Olan travaille comme prestataire pour l’OPH. Il assure notamment, au sein de deux résidences, des missions d’entretien des espaces communs, de distribution de courriers auprès des résidents et de relais en cas de dysfonctionnements constatés sur le site.

 

« Dans mon partenariat avec l’OPH, je fais mon maximum pour garantir un bon entretien des parties communes. Mais si je vois quelque chose d’anormal qui sort de mon périmètre, je le signale à l’OPH qui fait le nécessaire, avec par exemple, des plombiers, des électriciens… »

 

Ses missions constituent une part essentielle dans l’amélioration du cadre de vie des locataires.

 

« J’aime énormément mon travail: prendre soin des résidences, les maintenir propres, et avoir des responsabilités. »

 

Curieux et « touche-à-tout », la plus grande preuve étant sa découverte de l’énergie libre2 en bidouillant des batteries à l’âge de 12 ans, Olan se lance un défi.

 

« Je suis une personne qui crée. J’ai toujours été passionné de bricolage et particulièrement d’électronique. En 2017, j’ai présenté mon projet de construction de vélos et moteurs électriques dans l’émission Ohipa Maitai. »

 

Malgré l’ingénuité et la nature innovante du projet, Olan se retrouve au pied du podium. Mais pour notre avide d’invention, ce n’est que partie remise.

 

«J’ai d’autres plans, d’autres inventions.
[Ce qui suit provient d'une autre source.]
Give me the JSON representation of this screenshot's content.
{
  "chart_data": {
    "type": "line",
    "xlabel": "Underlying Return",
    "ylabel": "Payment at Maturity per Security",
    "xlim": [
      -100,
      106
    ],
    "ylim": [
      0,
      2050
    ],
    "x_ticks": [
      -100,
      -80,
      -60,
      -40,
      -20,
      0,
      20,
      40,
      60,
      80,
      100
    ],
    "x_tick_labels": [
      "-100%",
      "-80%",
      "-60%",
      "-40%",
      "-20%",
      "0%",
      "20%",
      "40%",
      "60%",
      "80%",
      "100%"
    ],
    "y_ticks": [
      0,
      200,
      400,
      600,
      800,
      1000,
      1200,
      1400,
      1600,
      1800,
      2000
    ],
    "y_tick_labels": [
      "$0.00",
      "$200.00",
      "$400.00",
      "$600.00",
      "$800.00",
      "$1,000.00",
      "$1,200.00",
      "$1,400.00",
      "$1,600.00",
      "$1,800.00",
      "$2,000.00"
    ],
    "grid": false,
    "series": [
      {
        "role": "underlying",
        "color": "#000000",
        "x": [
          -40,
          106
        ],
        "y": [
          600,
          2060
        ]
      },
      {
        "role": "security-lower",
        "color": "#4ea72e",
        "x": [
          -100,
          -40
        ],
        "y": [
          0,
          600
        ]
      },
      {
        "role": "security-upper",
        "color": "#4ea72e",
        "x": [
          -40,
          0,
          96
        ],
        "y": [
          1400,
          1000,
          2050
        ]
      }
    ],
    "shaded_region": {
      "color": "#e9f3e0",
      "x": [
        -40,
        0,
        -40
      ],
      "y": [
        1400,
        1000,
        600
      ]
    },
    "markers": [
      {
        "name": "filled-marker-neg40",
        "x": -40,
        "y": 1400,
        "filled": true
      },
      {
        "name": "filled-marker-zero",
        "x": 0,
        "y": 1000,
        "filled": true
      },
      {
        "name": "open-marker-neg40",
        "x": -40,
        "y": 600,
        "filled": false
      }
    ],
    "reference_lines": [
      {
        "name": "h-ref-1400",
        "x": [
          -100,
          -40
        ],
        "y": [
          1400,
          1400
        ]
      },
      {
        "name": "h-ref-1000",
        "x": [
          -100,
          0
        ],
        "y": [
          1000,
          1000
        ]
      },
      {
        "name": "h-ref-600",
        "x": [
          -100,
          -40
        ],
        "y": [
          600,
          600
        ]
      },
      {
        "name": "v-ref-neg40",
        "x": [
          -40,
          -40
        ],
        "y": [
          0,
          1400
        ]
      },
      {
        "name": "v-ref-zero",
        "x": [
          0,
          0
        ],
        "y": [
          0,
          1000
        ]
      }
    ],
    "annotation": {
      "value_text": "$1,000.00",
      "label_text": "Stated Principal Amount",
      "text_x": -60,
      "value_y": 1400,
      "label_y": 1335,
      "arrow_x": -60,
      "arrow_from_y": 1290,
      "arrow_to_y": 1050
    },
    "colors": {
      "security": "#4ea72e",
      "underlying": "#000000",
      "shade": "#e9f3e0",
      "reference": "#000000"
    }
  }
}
Je ne pense pas en rester là. »

 

Qui sait ce que l’inventeur de Makemo nous trame ? Des vélos à énergie libre ? Une certitude, rien n’est joué d’avance et comme le dit si bien l’électron Paumotu libre à l’heure du bilan :

 

« Il ne faut pas rejeter l’aide, par-dessus tout, il faut le vouloir. En ce qui concerne mon futur, je souhaite créer une association dans le but d’aider les jeunes qui comme moi à une époque, perdent leurs repères. Taure’are’a3, tu n’es pas seul ! »

 

État souverain autoproclamé.

2 L’énergie libre est un concept dérivé des théories scientifiques sur l’énergie et notamment de la thermodynamique.

3 En tahitien : ce qui caractérise la période d’instabilité et d’insouciance de l’adolescence.